PUBLISHED: 4:26 PM on Wednesday, April 4, 2007
Don't road primary salmon producing watersheds
As a young Southeast commercial salmon fisherman I am worried the Forest Service is not doing enough to restore, protect and enhance fish habitat in the Tongass National Forest. Based on the Forest

Service's own estimate over 70 percent of the salmon harvested in Southeast Alaska originated from within the Tongass. The way the Forest Service ultimately decides to manage the Tongass will impact commercial fisheries from Metlakatla to Yakutat.

The Alaska Department of Fish and Game has done a fine job managing commercial salmon fishing in Southeast Alaska.

There were days last year I had a fish on every hook trolling for salmon.

The salmon runs have been consistently strong and dock prices are on the upswing. In order to maintain healthy salmon runs the Forest Service needs to do their part to permanently protect primary salmon producing watersheds throughout Southeast Alaska.

Many of the Coho and Chinook salmon I catch trolling come from watersheds identified by the Alaska Department of Fish and Game as Primary Fish Producers.

Unfortunately a number of these streams and rivers are slated for road construction and logging in several of the alternatives in the draft Tongass Forest Plan, including the Proposed Action. Some of the threatened watersheds include Ushk Bay Creek, Wasta Creek, Castle River, Navy Creek and Port Camden Creek.

I strongly believe these areas should be permanently protected along with all other primary salmon-producing watersheds Fish and Game has identified.

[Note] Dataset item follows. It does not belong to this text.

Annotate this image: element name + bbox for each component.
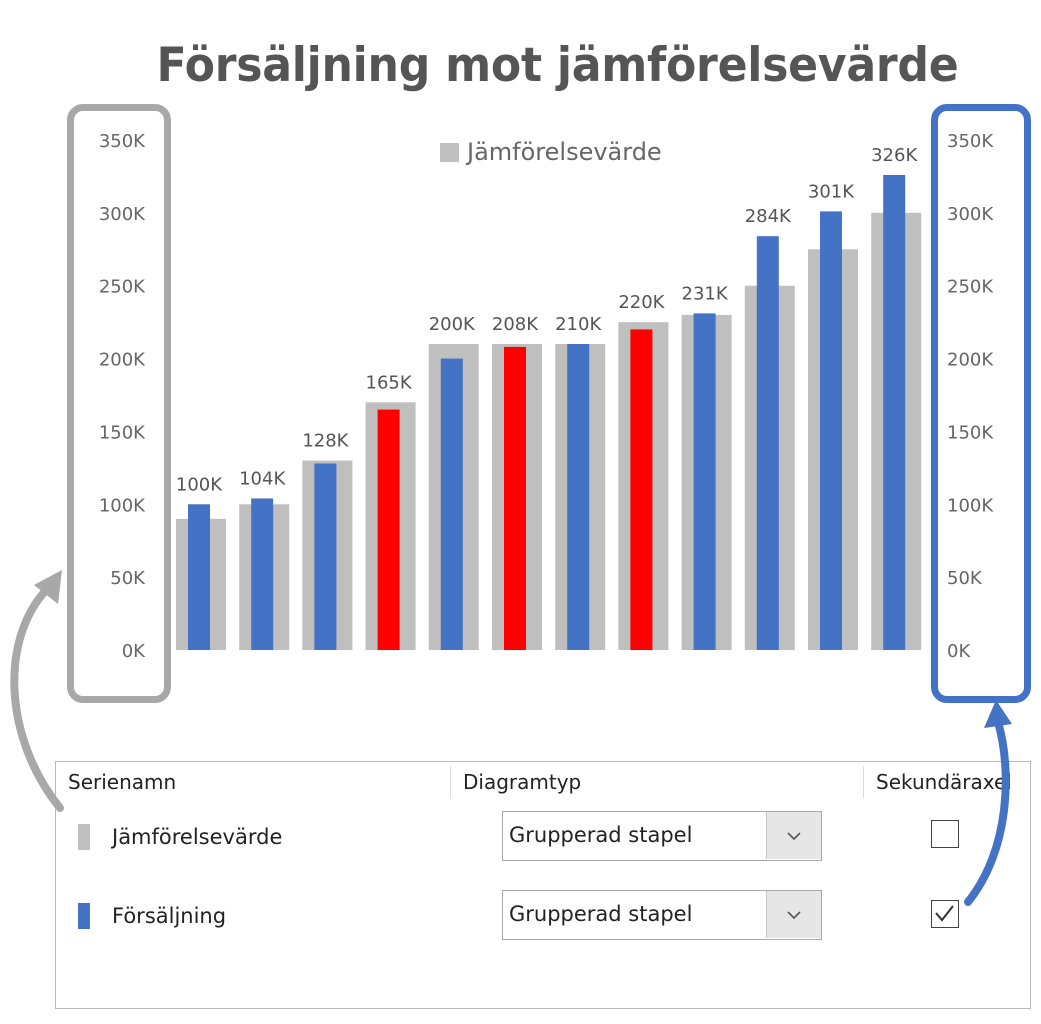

Salmon prices are finally climbing.

Now is not the time for the Forest Service to decimate critical salmon habitat by logging and building expensive roads in primary salmon-producing watersheds.

I would like the Forest Service to reprioritize their spending in the Tongass and make restoring, protecting and enhancing salmon habitat a top priority.

I urge commercial fishermen throughout Southeast Alaska to comment on the Forest Plan before the April 30, 2007 deadline.